The guidelines were modified after a study conducted by a team of researchers that reviewed scientific data on the four botulinum toxin preparations that are available in the United States. After a close inspection, they reached the conclusion that the treatment is both effective and safe for several neurological conditions, including cervical dystonia, blepharospasm, spasticity in adults and chronic migraine.
Cervical dystonia is a brain disorder that influences the control of the neck muscles and thus determines the involuntary neck movement or head tilt. Blepharospasm refers to the disorder causing the eyes to uncontrollably close. Adult spasticity usually develops after a neurological or spinal cord injury or after a stroke and affects movement because of muscle tightness. Chronic migraine refers to the condition where a person has such terrible headaches fifteen or more days in a month.
According to Mark Hallett, co-author of the guidelines from the National Institute of Neurological Disorders and Stroke,
“We chose these diseases because we had a sense that there were sufficient data to show they were going to change in particular ways. We already had a feeling for what we were going to find, but we had to prove it carefully.”
At the moment, there are four variants of botulinum toxin available on the market in the United States: incobotulinumtoxinA (Xeomin), abobotulinumtoxinA (Dysport), onabotulinumtoxinA (Botox) and rimabotulinumtoxinB (Myobloc).

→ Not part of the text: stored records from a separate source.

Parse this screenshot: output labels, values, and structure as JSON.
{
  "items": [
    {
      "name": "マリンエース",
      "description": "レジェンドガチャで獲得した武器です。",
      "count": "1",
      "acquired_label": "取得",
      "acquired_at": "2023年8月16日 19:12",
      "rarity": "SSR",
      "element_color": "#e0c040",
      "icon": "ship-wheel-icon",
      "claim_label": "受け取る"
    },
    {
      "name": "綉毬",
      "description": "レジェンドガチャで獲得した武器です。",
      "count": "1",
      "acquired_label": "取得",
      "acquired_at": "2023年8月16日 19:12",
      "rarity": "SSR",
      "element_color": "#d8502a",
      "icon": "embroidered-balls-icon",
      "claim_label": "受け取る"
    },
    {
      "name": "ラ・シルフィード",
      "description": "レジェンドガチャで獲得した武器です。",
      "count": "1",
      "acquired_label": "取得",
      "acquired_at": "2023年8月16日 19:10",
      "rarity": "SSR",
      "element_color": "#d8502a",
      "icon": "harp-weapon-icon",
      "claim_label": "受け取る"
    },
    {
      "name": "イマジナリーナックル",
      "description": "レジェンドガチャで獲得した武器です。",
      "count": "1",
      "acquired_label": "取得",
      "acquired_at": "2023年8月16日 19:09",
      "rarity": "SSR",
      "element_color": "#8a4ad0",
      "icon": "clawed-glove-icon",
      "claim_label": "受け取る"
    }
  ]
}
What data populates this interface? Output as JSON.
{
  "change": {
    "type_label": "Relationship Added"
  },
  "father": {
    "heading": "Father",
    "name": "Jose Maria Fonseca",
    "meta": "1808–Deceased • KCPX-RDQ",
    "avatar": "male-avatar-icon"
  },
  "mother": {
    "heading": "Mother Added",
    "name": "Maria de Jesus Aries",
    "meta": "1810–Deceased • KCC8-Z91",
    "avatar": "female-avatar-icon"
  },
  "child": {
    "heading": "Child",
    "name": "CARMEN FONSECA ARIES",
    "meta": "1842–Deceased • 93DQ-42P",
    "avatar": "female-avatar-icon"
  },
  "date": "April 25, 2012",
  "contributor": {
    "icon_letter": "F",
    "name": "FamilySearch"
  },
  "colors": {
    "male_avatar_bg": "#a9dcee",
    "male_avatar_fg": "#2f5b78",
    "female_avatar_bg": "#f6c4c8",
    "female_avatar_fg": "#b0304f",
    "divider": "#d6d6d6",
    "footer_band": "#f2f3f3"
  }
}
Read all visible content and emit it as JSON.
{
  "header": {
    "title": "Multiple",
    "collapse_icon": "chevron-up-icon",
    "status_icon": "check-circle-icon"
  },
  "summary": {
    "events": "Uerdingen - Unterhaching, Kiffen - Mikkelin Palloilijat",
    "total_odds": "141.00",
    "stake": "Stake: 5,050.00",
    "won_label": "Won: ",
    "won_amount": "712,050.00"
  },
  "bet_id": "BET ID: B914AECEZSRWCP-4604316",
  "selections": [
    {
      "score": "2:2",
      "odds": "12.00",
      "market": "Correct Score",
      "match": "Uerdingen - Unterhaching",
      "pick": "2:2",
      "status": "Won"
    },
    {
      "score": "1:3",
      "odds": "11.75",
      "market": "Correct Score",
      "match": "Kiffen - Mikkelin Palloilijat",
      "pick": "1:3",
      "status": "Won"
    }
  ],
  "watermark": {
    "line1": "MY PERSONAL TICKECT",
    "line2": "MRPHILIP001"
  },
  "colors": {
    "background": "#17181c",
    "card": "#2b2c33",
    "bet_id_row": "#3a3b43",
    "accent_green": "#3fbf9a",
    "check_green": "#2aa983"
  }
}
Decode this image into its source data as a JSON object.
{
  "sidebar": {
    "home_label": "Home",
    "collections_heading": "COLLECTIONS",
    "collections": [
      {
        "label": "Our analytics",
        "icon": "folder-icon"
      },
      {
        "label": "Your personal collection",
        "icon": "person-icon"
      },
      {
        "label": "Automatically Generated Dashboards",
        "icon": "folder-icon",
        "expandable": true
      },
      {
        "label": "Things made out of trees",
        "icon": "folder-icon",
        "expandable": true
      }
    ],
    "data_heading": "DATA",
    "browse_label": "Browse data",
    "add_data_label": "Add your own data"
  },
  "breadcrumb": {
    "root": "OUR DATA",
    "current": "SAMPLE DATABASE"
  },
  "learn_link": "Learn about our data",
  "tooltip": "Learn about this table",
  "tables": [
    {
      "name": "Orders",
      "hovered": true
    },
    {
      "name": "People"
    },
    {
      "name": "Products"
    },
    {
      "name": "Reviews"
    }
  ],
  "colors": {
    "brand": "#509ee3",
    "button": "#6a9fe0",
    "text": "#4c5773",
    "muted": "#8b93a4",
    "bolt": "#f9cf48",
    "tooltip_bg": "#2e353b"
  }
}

The new guidelines were developed by Dr. David Simpson, who is working at the Icahn School of Medicine at Mount Sinai, New York City, along with his colleagues. The guidelines were last updated back in 2008 when there simply was not enough information in order to create recommendations for chronic migraine. However, the researchers managed to find that Botox does provide benefits for the unfortunate persons suffering from the excruciating headaches.
The updates were published in the Neurology journal online on April 18, and they will also be presented next Monday during the annual meeting of the American Academy of Neurology in Vancouver, Canada.